Eli dan saudara perempuan lainnya sudah seharusnya mengerti, usia tidak bisa dibohongi. Para saudara laki-laki, saya kira, sudah berbuat sebaik mungkin yang mereka bisa, dan itu sudah seharusnya diapresiasi.Â
3. Tidak bersungut-sungut jika tidak semua area rumah ditangani dengan baik
Mendukung saran satu dan dua, pada akhirnya, bersungut-sungut tidak akan memecahkan masalah. Yang ada malah sebaliknya. Memperburuk situasi dan hubungan antara anggota keluarga menjadi renggang.
Tidak ada manusia yang sempurna di dunia ini. Masing-masing insan mempunyai kelebihan dan kekurangan. Jangan hanya mengumbar keburukan secara blak-blakan, tapi senyap ketika kebaikan seseorang muncul di permukaan.
Sudah seharusnya memuji upaya saudara-saudara laki-laki dalam menjaga kondisi rumah tetap "baik", meskipun standar baik bagi pihak lain tidaklah sama.
Kalaupun ada kritik, sampaikan dengan cara yang lembut dan halus. Karena kalau Anda memperlakukan orang lain dengan kasar, maka setelahnya posisikan diri Anda dalam diri orang lain tersebut. Apakah Anda senang apabila diperlakukan dengan kasar?
Jawabannya sudah pasti: Tidak!
Jangan mudah memberi vonis!
Pada akhirnya, pastikan mengetahui kondisi seseorang secara mendalam. Posisikan diri pada kondisi dan situasi orang tersebut. Jangan mudah memberi vonis jika kita tidak mengetahui secara pasti keadaan insan tersebut.

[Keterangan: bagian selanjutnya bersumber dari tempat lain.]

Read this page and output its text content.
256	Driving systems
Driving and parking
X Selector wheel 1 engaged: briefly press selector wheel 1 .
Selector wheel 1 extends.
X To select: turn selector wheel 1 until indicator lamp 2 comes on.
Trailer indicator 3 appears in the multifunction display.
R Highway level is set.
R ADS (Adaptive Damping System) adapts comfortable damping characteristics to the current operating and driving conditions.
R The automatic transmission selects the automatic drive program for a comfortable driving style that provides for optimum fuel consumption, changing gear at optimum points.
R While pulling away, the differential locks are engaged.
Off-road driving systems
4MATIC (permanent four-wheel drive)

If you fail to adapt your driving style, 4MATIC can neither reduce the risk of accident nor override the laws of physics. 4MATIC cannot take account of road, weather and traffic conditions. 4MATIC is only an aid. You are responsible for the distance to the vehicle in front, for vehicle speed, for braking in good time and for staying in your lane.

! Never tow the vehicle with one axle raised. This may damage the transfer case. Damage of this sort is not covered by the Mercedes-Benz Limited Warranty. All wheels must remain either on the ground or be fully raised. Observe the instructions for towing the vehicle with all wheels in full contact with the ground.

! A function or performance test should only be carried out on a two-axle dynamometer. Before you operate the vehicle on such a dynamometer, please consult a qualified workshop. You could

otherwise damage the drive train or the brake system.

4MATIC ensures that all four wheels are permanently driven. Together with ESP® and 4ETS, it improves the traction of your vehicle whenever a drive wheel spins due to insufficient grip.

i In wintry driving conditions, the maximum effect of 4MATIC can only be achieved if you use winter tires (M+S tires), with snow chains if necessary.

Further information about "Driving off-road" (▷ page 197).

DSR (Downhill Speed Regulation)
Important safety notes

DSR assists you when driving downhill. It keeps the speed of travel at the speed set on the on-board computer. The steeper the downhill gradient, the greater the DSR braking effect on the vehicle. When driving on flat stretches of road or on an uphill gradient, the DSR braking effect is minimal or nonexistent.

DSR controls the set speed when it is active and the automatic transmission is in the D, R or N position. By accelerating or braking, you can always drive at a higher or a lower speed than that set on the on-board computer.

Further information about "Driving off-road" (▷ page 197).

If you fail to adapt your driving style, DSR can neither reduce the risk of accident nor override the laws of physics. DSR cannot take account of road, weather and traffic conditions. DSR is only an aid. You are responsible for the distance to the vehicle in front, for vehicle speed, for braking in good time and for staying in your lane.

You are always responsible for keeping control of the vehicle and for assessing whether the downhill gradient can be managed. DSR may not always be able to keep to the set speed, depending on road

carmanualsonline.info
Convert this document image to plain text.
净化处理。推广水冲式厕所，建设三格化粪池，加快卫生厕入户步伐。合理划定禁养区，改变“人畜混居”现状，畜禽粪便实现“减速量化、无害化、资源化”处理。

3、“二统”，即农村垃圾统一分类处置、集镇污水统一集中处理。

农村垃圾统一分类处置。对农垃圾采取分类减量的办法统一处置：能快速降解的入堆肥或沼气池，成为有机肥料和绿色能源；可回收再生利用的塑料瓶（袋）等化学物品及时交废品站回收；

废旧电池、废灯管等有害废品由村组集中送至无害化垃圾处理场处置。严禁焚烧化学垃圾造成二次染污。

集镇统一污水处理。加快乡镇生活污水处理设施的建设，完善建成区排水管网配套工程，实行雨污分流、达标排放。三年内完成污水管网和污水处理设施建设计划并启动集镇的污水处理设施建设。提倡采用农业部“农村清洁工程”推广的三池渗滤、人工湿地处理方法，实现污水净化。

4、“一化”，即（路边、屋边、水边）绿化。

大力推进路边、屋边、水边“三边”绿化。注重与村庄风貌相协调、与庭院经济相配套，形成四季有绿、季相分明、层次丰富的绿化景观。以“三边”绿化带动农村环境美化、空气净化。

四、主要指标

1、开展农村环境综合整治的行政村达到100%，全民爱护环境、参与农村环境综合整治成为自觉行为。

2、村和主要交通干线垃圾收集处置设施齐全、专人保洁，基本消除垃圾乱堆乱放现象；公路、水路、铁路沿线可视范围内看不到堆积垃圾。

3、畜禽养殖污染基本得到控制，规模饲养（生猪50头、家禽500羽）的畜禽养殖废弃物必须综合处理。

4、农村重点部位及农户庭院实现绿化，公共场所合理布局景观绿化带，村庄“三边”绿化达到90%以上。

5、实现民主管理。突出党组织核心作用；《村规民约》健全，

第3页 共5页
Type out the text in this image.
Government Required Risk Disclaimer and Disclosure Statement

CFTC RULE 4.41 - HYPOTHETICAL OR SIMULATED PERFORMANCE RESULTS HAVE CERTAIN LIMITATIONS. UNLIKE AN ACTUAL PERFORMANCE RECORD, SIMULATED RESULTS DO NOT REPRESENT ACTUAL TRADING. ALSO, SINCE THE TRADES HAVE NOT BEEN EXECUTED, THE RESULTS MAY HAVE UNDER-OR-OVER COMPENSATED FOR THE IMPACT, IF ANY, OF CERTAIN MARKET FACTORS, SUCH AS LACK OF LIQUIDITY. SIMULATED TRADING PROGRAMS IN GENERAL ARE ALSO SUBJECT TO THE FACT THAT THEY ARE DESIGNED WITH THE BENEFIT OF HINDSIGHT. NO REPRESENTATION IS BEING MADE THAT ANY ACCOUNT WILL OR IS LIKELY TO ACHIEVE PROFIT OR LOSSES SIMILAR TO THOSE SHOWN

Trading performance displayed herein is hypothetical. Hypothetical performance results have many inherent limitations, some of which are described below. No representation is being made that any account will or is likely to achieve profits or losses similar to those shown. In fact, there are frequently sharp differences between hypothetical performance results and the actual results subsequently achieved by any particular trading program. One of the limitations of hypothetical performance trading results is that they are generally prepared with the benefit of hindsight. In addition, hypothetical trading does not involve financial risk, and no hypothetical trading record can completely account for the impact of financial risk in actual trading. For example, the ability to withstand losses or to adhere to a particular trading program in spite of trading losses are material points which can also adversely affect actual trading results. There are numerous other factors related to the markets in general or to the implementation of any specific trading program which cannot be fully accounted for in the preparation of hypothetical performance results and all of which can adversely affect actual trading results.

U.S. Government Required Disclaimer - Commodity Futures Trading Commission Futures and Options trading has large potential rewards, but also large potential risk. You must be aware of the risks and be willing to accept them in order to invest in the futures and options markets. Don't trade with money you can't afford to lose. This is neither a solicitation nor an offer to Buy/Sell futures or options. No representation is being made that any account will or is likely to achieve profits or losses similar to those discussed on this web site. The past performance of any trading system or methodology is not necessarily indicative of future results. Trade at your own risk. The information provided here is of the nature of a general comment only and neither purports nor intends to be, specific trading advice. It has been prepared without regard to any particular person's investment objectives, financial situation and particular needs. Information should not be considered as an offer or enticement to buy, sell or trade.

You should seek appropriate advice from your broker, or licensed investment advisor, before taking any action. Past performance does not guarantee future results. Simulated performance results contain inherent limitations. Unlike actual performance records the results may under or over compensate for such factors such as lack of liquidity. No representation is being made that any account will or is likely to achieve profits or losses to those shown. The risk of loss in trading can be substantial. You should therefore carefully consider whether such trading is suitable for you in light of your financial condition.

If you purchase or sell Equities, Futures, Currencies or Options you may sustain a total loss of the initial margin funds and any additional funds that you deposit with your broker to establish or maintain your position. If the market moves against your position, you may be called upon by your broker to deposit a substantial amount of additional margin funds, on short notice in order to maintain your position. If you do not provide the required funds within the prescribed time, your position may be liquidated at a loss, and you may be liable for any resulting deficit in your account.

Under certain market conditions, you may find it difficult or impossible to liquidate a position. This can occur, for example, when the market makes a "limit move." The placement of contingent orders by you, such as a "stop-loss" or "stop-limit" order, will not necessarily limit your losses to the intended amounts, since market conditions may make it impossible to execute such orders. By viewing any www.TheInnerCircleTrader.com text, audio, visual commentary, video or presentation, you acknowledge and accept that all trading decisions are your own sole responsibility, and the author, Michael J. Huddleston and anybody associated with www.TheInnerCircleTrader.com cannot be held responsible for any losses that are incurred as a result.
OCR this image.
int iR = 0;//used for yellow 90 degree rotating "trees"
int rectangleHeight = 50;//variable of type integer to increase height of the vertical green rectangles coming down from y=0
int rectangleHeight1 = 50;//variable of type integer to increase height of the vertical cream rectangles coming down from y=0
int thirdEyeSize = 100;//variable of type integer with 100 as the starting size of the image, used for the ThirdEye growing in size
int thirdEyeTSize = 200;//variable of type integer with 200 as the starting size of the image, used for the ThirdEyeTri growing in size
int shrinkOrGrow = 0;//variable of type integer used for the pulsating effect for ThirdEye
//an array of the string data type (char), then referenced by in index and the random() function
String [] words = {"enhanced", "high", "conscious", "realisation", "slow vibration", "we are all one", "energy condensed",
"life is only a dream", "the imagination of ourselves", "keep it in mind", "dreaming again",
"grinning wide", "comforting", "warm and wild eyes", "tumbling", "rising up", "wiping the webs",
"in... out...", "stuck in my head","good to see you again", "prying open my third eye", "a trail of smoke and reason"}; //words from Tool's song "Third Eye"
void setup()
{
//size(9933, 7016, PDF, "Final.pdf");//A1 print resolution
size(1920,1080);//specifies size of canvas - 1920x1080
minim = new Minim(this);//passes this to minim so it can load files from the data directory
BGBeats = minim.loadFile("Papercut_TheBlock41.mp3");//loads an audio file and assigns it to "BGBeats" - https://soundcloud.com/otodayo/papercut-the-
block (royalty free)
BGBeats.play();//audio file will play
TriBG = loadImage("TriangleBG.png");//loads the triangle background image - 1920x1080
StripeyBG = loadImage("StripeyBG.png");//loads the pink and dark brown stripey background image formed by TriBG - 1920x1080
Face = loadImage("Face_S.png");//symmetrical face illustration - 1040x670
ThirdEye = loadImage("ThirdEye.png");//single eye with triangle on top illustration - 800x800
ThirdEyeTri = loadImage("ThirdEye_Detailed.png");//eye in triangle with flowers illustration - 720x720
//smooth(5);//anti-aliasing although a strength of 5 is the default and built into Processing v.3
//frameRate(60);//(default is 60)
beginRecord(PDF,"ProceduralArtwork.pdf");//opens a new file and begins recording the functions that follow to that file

Vonis "Tidak ada inisiatif" menggambarkan pemikiran sempit dari Eli yang mengatasnamakan "tindakan segera", padahal kenyataan yang sebenarnya adalah kekurangajaran, kelancangan tanpa permisi, tindakan tanpa izin dari yang mempunyai barang atau produk tersebut.
Vonis "Tidak ada inisiatif" versi Eli hanya berpusat pada dirinya tanpa melihat kendala dari Djoni, Djoko, dan Yudha dalam lingkaran kehidupan mereka.
Sudah seharusnya Eli dan para saudari menjalin komunikasi dua arah yang baik dan menghargai perbedaan pendapat. Meskipun sedarah, tidak berarti pemikiran harus seragam dan tidak berarti pihak yang lemah harus menerima putusan yang ditetapkan untuk mereka.